Hi Kim, Maybe but like Northwin says, it’s a gamble. Statistically there’s a meaningful chance that the 5yr government yield (and hence 5yr fixed rates) will be higher in one year. We’ll run numbers on this in tonight’s story.
President Trump is doing whatever he can to get reelected!
Not sure anyone knows the answer to this but how far in advance of BOC increases do bond yields usually start increasing?
HI Mrtgman, Government bond yields usually jump at least 2-6 months before the Bank of Canada hikes its policy rate.

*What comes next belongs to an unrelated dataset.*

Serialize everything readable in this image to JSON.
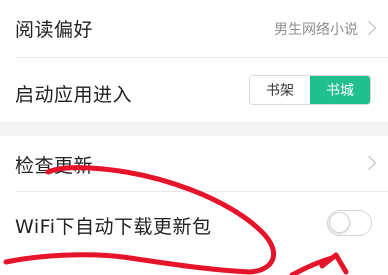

Sometimes less if it’s a surprise due to an economic shock, and sometimes more if it’s well telegraphed by the Bank.
Kim: That sounds like a pure gamble. No one knows the future. What if 5-yr fixed rates go up .5% between now and then. How are you ahead?
I have 3 years left on a variable rate. I am undecided in whether I should lock in now or let it run it’s course for the balance of the term. Do you have any thoughts on this.
Hi Barry, There are lots of necessary questions before an answer can be given, like:
What is your discount from prime?
Who is the lender?
Is it a low-frills mortgage with restrictions?
What is your financial situation (fallback assets, home equity, employment status, monthly debt load, etc.)?
What are your 5yr goals (will you move, sell and rent, need more money, etc.)?
Well the BoC announced that it will stop buying Mortgage Bonds, that will most likely cause the interest rates to rise again.
Hi Garry, Lenders have a lot of different funding sources of which CMBs are just one. But yes, we’d expect a slight bullish response in mortgage rates, other things equal.